Each of Your Organs Has Its Own Clock

Disruptions to our circadian rhythm, the 24-hour clock that drives sleeping and wakefulness…by jet lag or shift work or eating at the wrong time…[may] contribute to obesity, diabetes and digestive conditions like colitis.

Each organ operates on its own internal clock, producing enzymes and molecules at different levels depending on the time of day; the brain works to make sure all the clocks are synchronized. Dyssynchrony between the brain and the rest of the organs, or between individual organs, can lead to problems.
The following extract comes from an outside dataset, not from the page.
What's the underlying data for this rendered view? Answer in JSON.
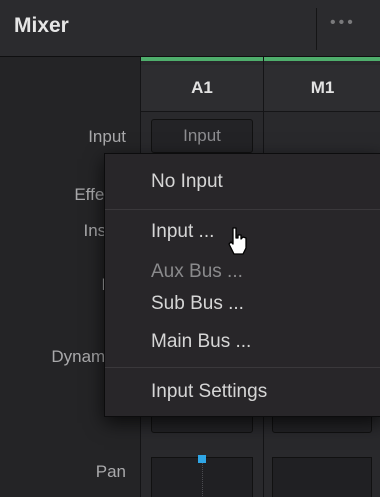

For example, if the pancreas is out of sync with the liver, insulin production may be too low or too high.

Comments (4)

Trackback URL | Comments RSS Feed

  1. Bruce says:

    Ok, let’s suppose all the organs are out of whack. How do you get the clocks all restarted so everyone is in the same time zone?

  2. Jeff says:

    I second Bruce’s question.

  3. Devon Herrick says:

    Maybe that’s why adequate sleep is so important. Keeping your mind and body rested seems like the best way to synchronize your organs with your brain.

  4. Virginia says:

    I was reading somewhere that sleep is even more essential than food; you die of sleep deprivation faster than dying of hunger.

    All of my anecdotal evidence points to that conclusion.